After all, the ANC is a broad church. And broad church is just a euphemism for saying the ANC is contested terrain. Liberalism constitutes one of the ANC’s strands. Ramaphosa represents this strand.

It explains why Ramaphosa enjoys support within the liberal camps in and outside the ANC.

Seen from this angle, Zille’s re-entry into the political limelight represents a fuller recalibration of South Africa’s ideological landscape.

Maimane clearly upset many a master and madam when he asked the public protector to investigate Ramaphosa on the funding of his presidential campaign. In doing so, he was disrupting the liberal agenda. He was chastised by Leon and Zille, among others.

Fourth, with Zille, the DA could not be in a better place. It does not need Maimane or the mandate of South Africa’s people. It has the South African president vested in its cause of liberalism. That is enough.

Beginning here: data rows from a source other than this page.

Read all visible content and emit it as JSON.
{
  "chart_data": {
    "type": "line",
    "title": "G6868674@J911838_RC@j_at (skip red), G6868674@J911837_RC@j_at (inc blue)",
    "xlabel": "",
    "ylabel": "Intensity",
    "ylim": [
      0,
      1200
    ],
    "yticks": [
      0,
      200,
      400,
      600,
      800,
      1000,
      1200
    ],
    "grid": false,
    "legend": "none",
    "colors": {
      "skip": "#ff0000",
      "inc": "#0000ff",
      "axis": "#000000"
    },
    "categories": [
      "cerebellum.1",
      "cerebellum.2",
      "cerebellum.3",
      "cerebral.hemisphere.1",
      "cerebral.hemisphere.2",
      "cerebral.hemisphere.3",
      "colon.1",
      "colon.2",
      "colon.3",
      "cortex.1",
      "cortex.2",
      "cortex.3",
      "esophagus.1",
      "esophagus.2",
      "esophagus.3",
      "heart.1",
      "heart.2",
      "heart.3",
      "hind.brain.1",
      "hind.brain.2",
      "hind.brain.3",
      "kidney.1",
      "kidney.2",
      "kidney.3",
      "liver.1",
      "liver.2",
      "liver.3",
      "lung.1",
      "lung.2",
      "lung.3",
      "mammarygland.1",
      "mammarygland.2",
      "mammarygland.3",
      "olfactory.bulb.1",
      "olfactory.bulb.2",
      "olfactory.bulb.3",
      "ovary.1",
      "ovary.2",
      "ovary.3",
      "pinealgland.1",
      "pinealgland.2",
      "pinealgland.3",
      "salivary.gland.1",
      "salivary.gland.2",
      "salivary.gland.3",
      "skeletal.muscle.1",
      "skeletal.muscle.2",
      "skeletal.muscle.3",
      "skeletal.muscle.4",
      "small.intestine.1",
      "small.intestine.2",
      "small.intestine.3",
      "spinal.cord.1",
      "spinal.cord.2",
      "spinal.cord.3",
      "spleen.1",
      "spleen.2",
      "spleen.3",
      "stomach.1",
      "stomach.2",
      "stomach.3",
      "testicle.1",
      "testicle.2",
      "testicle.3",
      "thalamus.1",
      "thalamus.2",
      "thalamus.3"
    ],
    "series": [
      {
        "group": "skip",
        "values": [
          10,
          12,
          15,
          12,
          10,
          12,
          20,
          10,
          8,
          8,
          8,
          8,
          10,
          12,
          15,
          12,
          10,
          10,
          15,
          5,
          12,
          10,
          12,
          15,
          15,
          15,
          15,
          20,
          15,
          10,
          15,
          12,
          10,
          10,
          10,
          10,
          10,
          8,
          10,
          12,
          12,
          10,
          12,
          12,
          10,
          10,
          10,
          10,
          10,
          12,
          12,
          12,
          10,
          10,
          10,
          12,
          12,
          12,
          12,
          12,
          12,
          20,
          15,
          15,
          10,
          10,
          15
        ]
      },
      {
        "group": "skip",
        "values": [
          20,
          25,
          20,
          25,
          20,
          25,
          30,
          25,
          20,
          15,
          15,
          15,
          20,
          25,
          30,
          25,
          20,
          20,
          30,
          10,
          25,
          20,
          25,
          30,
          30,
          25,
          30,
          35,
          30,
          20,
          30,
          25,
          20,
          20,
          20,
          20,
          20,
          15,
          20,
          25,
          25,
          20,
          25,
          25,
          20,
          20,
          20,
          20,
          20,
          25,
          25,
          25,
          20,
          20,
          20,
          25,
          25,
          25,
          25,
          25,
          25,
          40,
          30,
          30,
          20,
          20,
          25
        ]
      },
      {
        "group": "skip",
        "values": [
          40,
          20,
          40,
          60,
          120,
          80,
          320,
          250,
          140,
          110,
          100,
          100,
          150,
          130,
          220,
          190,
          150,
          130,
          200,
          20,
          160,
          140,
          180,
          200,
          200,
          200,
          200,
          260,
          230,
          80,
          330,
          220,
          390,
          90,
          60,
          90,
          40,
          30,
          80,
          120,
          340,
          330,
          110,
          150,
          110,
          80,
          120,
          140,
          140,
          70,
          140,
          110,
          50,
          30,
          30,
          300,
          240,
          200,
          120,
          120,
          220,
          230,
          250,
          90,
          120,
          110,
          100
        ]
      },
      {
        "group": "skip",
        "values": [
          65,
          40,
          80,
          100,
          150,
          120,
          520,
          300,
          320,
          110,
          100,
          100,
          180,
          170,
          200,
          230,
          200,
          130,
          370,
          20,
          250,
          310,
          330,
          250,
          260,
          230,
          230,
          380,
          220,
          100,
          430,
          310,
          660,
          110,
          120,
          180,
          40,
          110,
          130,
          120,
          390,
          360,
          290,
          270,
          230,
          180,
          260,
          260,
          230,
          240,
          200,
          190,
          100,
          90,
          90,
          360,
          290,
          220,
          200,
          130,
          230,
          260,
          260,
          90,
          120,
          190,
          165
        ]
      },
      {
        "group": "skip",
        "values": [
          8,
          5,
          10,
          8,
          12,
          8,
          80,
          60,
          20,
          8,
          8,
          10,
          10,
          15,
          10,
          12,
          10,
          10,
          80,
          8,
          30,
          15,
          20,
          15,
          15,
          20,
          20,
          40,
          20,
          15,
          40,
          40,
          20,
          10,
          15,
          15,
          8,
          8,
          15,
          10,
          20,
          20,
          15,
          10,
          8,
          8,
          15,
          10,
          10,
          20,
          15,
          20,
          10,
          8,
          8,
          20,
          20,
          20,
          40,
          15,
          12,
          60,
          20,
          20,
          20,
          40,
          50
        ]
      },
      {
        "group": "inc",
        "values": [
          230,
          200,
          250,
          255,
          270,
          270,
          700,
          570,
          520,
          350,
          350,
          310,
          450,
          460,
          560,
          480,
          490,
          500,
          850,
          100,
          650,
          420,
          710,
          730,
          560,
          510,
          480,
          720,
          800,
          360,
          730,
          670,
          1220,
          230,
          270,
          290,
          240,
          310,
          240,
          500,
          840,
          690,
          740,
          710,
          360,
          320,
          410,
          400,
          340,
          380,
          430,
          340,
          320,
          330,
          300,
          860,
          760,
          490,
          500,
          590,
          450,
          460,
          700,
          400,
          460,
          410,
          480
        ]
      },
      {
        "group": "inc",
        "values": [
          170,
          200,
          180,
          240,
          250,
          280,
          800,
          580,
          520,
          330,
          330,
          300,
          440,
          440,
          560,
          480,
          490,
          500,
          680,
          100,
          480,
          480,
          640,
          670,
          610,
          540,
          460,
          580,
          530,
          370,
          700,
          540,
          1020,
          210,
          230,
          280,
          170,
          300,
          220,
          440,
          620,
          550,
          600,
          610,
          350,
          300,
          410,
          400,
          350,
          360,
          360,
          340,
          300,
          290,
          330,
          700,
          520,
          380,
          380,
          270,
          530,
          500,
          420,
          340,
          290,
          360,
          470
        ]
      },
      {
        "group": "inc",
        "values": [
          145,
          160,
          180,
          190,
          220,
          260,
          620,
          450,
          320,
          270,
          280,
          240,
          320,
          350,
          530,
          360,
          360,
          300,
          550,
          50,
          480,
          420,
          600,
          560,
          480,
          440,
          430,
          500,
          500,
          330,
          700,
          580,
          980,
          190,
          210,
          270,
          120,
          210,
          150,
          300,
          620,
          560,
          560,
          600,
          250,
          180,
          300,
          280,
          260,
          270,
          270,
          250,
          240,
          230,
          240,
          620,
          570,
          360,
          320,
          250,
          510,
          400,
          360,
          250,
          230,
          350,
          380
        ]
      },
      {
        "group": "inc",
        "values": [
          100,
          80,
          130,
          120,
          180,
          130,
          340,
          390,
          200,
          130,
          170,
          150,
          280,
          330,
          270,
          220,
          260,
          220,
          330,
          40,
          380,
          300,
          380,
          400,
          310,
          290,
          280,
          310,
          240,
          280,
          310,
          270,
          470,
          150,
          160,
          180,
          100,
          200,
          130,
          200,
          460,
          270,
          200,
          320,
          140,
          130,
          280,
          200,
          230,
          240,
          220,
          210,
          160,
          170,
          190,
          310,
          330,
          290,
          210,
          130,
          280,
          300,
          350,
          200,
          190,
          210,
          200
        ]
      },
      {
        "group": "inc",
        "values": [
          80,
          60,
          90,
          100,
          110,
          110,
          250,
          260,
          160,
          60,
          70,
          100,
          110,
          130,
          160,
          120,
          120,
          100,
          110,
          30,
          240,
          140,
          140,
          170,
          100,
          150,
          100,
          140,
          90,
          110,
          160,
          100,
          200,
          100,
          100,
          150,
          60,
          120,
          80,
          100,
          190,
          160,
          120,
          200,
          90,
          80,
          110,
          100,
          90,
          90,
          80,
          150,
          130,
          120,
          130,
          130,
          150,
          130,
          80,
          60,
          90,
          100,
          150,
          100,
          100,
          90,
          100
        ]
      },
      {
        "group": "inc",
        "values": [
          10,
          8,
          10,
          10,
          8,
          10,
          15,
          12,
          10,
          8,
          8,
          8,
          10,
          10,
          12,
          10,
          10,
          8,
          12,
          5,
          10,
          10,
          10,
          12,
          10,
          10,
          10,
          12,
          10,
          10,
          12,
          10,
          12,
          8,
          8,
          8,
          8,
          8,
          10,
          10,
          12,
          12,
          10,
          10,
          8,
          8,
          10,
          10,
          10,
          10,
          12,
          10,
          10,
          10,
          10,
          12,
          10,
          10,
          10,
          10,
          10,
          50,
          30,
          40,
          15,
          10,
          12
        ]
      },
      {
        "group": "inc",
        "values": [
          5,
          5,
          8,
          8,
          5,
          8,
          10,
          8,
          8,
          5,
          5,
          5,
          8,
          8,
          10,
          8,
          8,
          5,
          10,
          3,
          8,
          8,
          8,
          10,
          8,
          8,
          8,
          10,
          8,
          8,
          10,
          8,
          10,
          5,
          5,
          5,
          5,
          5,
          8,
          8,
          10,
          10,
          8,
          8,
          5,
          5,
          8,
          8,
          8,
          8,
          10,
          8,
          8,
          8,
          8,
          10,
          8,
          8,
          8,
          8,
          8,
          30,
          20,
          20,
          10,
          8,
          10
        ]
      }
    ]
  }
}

The DA can dictate the country’s agenda without taking the responsibility for its failures. It can do so without diluting its agenda with race-related pronouncements.

Fifth, Zille’s assumption of the powerful position in the DA is perfect timing. It comes at a time when the ANC is thoroughly ideologically

unanchored. There is no better time for the ANC to be led from the opposition benches.

Despite Ramaphosa’s victory the party is gradually collapsing under the weight of its internal contradictions. This is the best time to engineer the collapse with precision and purpose by external liberal forces.

For the liberals, there is no need to bank on Maimane. They can achieve better results with Ramaphosa, who they consider to be “the Maimane of the ANC”.

The crowning of both Ramaphosa and Zille is part of a game of thrones, monopolised by and in the play of white power.

Zille’s victory was greeted with the same exuberant triumphalism as Ramaphosa’s razor-thin victory of the ANC’s presidency.

With the ANC blinded by lack of ideological clarity and internal battles, the DA may win the war for power.

Liberalism is on the rise. For now, liberation is not in sight. Liberalism is in safe hands in the ANC and the DA.

* Seepe is an author and political analyst; Heller a socio-political commentator.

** The views expressed here are not necessarily those of Independent Media.